“Truth to tell,” said Martin Goodfellow, “Sir Hugh was testing his armour, and sharpening his battle-axe.”
As Mora passed into the dim coolness of the buttery, she was conscious of a very definite sense of surprise. She had pictured Hugh in his lonely home, nursing his hungry heart, beside his desolate hearth. She had seen herself coming softly behind him, laying a tender hand upon those bowed shoulders; then, as he lifted eyes in which dull despair would quickly give place to wondering joy, saying: “Hugh, I am come home.”
But now, as she passed through the buttery, Mora had to realise that yet again she had failed to understand the man she loved.
It was not in him, to sit and brood over lost happiness.
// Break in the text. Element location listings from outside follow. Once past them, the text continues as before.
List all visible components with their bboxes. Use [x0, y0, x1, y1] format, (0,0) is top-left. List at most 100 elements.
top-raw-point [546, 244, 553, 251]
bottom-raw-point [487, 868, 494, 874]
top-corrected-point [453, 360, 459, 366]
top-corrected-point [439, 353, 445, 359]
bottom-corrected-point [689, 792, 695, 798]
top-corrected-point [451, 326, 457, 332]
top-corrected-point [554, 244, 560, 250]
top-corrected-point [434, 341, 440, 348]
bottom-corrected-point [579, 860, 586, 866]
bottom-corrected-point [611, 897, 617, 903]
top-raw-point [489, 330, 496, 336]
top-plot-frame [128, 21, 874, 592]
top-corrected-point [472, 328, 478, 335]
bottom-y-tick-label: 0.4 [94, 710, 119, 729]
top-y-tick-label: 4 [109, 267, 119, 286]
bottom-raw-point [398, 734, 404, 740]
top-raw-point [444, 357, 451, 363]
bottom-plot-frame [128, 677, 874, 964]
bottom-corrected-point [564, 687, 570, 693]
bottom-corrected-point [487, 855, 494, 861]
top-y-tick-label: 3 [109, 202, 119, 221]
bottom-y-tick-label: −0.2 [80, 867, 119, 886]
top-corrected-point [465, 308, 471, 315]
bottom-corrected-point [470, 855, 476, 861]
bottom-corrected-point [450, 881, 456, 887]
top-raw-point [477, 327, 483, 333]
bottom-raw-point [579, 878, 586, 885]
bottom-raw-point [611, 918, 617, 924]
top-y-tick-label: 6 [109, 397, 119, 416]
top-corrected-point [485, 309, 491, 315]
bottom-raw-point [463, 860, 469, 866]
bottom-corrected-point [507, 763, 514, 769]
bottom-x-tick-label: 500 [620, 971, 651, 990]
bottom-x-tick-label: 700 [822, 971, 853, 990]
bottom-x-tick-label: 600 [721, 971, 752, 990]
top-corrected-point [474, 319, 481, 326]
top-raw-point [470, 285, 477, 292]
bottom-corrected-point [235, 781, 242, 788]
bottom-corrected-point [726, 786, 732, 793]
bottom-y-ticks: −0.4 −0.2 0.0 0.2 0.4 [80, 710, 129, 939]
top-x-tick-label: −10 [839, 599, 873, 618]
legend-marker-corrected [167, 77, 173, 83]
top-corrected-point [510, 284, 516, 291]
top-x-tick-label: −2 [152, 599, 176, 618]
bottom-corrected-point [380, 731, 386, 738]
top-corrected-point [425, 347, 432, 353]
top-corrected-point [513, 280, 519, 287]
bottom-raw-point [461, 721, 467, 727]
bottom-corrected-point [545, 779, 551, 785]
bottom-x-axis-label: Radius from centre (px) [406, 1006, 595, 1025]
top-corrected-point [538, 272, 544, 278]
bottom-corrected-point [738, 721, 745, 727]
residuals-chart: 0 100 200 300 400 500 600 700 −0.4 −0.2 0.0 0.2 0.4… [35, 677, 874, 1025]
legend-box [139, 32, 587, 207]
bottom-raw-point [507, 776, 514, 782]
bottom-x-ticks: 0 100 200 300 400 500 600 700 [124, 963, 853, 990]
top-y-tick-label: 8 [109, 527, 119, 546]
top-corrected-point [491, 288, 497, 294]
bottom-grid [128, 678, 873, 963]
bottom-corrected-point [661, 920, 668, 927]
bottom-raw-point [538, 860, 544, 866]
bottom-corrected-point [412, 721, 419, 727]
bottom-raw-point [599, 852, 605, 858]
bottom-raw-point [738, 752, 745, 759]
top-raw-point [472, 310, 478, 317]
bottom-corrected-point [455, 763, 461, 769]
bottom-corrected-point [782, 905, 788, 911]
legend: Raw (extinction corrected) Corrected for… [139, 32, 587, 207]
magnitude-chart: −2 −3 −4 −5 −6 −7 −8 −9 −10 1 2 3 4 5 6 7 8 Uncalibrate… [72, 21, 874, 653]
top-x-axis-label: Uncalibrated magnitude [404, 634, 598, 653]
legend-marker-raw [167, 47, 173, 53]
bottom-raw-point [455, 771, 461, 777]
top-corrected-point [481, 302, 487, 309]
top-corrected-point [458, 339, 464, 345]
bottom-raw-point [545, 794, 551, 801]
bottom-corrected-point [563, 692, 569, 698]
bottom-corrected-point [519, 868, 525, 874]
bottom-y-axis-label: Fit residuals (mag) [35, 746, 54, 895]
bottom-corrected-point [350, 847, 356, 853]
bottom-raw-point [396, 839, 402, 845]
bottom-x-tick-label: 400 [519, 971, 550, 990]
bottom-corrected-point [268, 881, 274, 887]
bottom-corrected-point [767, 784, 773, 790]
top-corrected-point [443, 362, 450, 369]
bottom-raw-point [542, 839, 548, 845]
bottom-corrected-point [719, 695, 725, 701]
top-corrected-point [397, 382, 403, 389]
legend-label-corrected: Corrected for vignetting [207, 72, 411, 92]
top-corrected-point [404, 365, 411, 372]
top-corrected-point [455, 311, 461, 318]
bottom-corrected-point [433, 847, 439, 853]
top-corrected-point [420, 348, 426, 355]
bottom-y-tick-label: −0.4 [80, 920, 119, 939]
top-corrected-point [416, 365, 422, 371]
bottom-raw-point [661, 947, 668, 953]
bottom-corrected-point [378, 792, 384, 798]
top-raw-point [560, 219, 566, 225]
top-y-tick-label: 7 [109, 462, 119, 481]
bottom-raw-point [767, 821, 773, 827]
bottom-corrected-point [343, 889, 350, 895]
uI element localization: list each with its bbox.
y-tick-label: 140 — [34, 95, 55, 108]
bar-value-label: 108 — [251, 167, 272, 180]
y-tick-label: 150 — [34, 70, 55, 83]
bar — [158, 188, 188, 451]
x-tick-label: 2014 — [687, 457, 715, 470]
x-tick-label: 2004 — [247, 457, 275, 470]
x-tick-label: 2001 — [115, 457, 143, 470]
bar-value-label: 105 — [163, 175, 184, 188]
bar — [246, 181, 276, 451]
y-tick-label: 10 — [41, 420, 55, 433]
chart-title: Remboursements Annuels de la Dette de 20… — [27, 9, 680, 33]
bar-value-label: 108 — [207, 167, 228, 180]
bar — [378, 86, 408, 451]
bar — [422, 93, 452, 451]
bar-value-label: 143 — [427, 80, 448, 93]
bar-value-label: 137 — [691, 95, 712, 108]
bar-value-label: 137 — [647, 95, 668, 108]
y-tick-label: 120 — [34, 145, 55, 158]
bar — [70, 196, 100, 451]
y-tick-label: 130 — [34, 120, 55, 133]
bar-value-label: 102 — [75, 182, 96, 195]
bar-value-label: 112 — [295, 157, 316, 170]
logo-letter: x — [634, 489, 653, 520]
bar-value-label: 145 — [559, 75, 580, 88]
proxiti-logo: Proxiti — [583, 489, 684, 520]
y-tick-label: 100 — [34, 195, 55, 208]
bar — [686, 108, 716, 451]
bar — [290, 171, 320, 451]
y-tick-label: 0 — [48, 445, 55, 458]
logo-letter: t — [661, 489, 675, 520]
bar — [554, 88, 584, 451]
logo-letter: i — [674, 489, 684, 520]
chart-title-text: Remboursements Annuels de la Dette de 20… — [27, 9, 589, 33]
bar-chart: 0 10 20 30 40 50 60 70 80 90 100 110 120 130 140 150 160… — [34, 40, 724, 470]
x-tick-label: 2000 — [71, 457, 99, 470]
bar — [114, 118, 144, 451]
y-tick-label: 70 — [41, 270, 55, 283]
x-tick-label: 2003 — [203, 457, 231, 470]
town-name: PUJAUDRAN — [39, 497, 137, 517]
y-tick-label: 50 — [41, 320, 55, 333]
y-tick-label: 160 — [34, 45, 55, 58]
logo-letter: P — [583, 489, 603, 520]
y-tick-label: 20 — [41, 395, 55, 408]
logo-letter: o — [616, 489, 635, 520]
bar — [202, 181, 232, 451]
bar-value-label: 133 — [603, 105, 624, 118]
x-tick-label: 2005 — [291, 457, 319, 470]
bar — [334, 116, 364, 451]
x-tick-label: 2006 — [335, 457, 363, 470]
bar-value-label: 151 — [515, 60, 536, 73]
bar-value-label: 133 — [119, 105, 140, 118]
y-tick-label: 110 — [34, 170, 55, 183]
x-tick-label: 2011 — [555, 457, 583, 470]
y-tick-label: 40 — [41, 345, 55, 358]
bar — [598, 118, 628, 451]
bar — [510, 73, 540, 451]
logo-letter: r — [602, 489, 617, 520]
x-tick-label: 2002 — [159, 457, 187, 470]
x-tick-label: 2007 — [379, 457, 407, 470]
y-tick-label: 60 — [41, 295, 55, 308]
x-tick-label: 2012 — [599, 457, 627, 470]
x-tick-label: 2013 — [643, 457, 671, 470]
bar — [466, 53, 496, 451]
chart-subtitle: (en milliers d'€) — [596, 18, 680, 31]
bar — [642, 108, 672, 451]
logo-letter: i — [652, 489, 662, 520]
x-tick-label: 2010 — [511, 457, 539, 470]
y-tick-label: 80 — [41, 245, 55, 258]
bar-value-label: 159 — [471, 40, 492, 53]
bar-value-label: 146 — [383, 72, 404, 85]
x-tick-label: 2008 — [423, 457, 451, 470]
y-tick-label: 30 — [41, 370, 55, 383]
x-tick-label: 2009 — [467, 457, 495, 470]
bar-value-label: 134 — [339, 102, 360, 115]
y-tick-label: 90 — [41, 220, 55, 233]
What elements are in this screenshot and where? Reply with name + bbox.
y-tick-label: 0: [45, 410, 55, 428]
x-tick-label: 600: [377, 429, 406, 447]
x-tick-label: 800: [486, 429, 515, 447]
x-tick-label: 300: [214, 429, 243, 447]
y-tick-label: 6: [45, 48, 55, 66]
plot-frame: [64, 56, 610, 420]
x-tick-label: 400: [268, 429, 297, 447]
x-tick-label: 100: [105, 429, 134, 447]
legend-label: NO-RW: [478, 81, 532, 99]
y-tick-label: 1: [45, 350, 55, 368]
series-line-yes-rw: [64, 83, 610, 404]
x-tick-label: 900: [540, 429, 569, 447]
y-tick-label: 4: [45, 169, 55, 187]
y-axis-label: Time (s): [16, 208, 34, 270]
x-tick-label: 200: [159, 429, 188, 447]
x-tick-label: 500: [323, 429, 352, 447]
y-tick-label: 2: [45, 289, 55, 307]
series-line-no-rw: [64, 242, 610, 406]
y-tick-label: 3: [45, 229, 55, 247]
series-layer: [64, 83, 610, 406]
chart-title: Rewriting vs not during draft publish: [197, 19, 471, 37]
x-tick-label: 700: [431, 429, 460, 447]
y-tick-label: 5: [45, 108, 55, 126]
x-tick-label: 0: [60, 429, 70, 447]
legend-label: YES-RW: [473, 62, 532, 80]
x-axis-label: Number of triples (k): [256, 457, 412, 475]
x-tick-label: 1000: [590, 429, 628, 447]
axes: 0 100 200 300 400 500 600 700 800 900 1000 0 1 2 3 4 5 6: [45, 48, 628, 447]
If she failed him finally, he was ready in this, as in all else, to play the man, going straight on, unhindered by vain regret.
Once again her pride in him, in that he was finer than her own conceptions, quickened her love, even while it humbled her, in her own estimation, to a place at his feet.
A glory of joy was on her face as, making her way through to the terrace, now bathed in sunset light, she passed up to the chamber she had prepared during Hugh’s absence.
All was as she had left it.
Fastening the door by which she had entered from the garden, she noiselessly opened that which gave on to the great hall.
The hall was dark and deserted, but the door into the armoury stood ajar.
A shaft of golden sunshine streamed through the half-open door.
She heard the clang of armour. She could not see Hugh, but even as she stood in her own doorway, looking across the hall, she heard his voice, singing, as he worked, snatches of the latest song of Blondel, the King’s Minstrel.
With beating heart, Mora turned and closed her door, making it fast within.
CHAPTER LIX
THE MADONNA IN THE HOME
Hugh d’Argent had polished his armour, put a keen edge on his battle-axe, and rubbed the rust from his swords.
The torment of suspense, the sickening pain of hope deferred, could be better borne, while he turned his mind on future battles, and his muscles to vigorous action.
Of the way in which the cup of perfect bliss had been snatched from his very lips, he could not trust himself to think.
His was the instinct of the fighter, to bend his whole mind upon the present, preparing for the future; not wasting energy in useless reconsideration of an accomplished past.
He had acted as he had felt bound in honour to act. Gain or loss to himself had not been the point at issue. Even as, in the hot fights with the Saracens, slaying or being slain might incidentally result from the action of the moment, but the possession of the Holy Sepulchre was the true object for which each warrior who had taken the cross, drew his sword or swung his battle-axe.